By Enzo Chen, Senior Engineer at Product R&D Division, Moldex3D
Under the trend of artificial intelligence, the demand for handling big data is emerging, driving the development of High-Performance Computing (HPC) platforms and devices. In the field of molding analysis, the utilization of HPC platforms can be widely applied in the development stages of plastics. The limitation of software specifications will no longer exist.
Nevertheless, as the products and manufacturing processes are getting complicated, great mesh amounts and accurate analysis require longer computing time. Repetitive virtual simulation also leads to a long development cycle. In order to speed up the mold filling analysis and successfully manufacture the products in the scheduled time, users need to choose between the computing efficiency and accuracy.

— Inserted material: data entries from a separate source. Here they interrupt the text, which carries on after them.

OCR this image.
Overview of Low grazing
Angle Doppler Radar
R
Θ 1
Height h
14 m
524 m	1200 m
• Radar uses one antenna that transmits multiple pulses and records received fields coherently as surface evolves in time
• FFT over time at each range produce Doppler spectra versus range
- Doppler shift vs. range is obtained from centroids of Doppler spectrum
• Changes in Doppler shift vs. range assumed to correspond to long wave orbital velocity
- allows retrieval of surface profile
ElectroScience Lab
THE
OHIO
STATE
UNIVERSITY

In Moldex3D 2020, the latest version, the solver has significantly enhanced the computing efficiency so that users can obtain the analysis results in a shorter time under the same hardware specification. The following case shows the comparison of Moldex3D R17 and 2020 in running filling analysis with 5, 12, and 20 million mesh elements. In Figure 1, with the CPU of AMD EPYC 7302 Processor, Moldex3D can help reduce 33%, 29%, and 20% calculation time respectively under the 8-core, 16-core, and 32-core computing.
The 10-core CPU used in Figure 2 is Intel Core i9-9900X CPU. In the calculation structure, 4 Intel CPUs are connected through a computer cluster. Under the 8-core, 16-core, and 32-core computing, Moldex3D 2020 can help reduce 50%, 27%, and 15% calculation time on average. Since the cluster calculation is limited by the internet transmission speed, the reduced computing time of 16-core and 32-core CPU is relatively less.
The optimization of the solver in Moldex3D 2020 can help reduce 30% calculation time on average with the same computing environment, mesh element amount, and process conditions. It enables users to enhance molding simulation efficiency and accelerate the product development process within a limited amount of time.